It’s no secret that a big part of our financial engine is the type of career we have. Some offer more compensation, others not as much. Within each career track, there are different job opportunities that can pay more than others.
It just makes sense to consider these factors when looking at our ability to earn and save money. That being said, does it make sense to strongly consider our daily commute as well?
Personally, I think it does. Speaking from my own experience, the length of one’s commute to work in terms of time and distance can play a significant role in the ability to move our finances forward.
I’ve had commutes of varying degrees over the years. The shortest commute I’ve had was 5 minutes each way. That was many years ago, and actually that was the case with 2 jobs I had. Funny, I really took it for granted back then and didn’t realize how nice that was. On the other end of the spectrum, I’ve driven as much as 1.5 hours each way, and had the commute become a big part of my day. Having experienced both extremes, as well as points in between, it’s clear that there are significant costs involved.
Let’s take two examples that are a little bit less extreme than my commutes, and assess the costs.
Commute #1: 10 mile/15 minute commute each way
Commute #2: 40 mile/60 minute commute each way
Also, let’s assume that your car gets 25mpg on average, the cost of gas is $3.50 per gallon, and you’re working 22 days per month at 8 hours per day.
In terms of gas costs, your monthly/annual costs are as follows:
Commute #1: $62 per month, $739 annually
Commute #2: $246 per month, $2,957 annually
Clearly, that longer commute takes away from the amount of money one could save per year.
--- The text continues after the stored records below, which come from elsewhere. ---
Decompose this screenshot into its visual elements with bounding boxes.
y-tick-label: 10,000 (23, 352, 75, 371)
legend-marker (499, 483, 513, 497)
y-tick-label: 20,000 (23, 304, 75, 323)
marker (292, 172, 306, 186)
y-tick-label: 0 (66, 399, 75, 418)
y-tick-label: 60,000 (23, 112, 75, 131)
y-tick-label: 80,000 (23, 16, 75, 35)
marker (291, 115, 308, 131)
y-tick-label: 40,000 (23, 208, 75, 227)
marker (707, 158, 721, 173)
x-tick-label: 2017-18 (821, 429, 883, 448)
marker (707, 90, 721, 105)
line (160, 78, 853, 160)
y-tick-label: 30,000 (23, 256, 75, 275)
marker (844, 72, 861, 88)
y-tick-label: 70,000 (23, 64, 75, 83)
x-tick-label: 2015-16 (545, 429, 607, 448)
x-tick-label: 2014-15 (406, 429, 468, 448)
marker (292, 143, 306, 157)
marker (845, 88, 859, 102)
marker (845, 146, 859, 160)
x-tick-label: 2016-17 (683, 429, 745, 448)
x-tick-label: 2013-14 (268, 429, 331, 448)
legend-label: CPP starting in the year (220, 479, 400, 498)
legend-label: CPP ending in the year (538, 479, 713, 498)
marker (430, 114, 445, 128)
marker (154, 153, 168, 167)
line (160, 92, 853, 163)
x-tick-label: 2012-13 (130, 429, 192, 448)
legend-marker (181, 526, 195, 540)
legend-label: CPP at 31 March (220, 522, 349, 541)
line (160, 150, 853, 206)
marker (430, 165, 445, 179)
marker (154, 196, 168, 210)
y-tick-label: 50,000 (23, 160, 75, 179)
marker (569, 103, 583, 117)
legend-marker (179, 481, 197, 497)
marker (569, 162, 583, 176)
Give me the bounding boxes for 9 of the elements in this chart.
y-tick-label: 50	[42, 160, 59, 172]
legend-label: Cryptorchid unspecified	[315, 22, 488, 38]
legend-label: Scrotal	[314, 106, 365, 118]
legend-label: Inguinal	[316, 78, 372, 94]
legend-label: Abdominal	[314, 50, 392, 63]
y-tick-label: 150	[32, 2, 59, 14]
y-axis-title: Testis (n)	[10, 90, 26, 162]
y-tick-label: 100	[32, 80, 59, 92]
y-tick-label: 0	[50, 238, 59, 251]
The difference between the two is about $2,218 per year. Think about what you could do with that $2,217. If you chose to spend it, that would make one heck of a vacation! Or, if you choose to save it, that would be a nice addition to your retirement savings. When compounded over time, this can result in even more money.
While somewhat less direct or quantifiable, there is a cost associated with wear and tear on our cars. To illustrate this, let’s assume that our car is a $20,000 vehicle that we expect to drive all the way to 200,000 miles. Taking these assumptions into account, the amount of value that we’re losing from our vehicles will be as follows:
Commute #1: $44 per month, $528 annually
Commute #2: $176 per month, $2,112 annually
The difference between the two is about $1,584 per year. Now, this is using straight-line depreciation based on mileage – excluding any minimal salvage value. This calculation does have a number of assumptions built-in and doesn’t reflect direct cash expenditures, but it’s clear that a longer commute wears out a car quicker – which accelerates our future spending on our next car.
Let’s consider this from an opportunity cost perspective. If we’re in the car trying to get to a job, it’s time that’s job-related and not personal. It takes away time that we could spend doing other things if not commuting. Time with family, housework/errands, and exercise are activities that first come to mind, among others. There’s value there, even if it’s hard to quantify.
Well, let’s give it a try anyway, even if it’s not an exact science. For sake of example, let’s assume someone with a basic, annual salary of $50,000. That person’s time has value, as evidenced by the salary. Factoring in the earlier assumptions about hours and days worked (22 days per month, 8 hours per day), this person’s hourly wage comes out to $23.67 per hour. Going with this figure, the opportunity cost of the commute is as follows:
Commute #1: $260 per month, $3,125 annually
Commute #2: $1,250 per month, $9,375 annually.
Ok, I know that some folks won’t share my views on opportunity cost of time, but our time is valuable. If you do want to attempt to quantify it, it becomes clear that there’s value that’s being expended during our commutes to work. In this case, the difference between the two is about $9,375 per year.
At the very least, we can directly quantify the cost of gas with a longer commute. In that case, this “typical” example of short (15 min) vs. long (60 min) commute indicates a:
- $2,218 difference between short and long commutes based on gas costs.
- $13,176 difference between short and long commutes, when adding in the indirect costs of car wear and tear, and the opportunity costs of time.
Bottom Line: Clearly, no matter how many layers of costs we want to include in such analysis, it’s clear that there’s an impact of commuting that might be more than meets the eye. So, when evaluating your current job or a future job opportunity, it’s worth taking a very close look at the overall commuting costs.
My Questions for You:
- If you’re working (or have a spouse that is), what’s the total commute like? How does this play a role in the quality of your life?
- Do you ever think about the costs of a job commute, and the impact is has on your finances?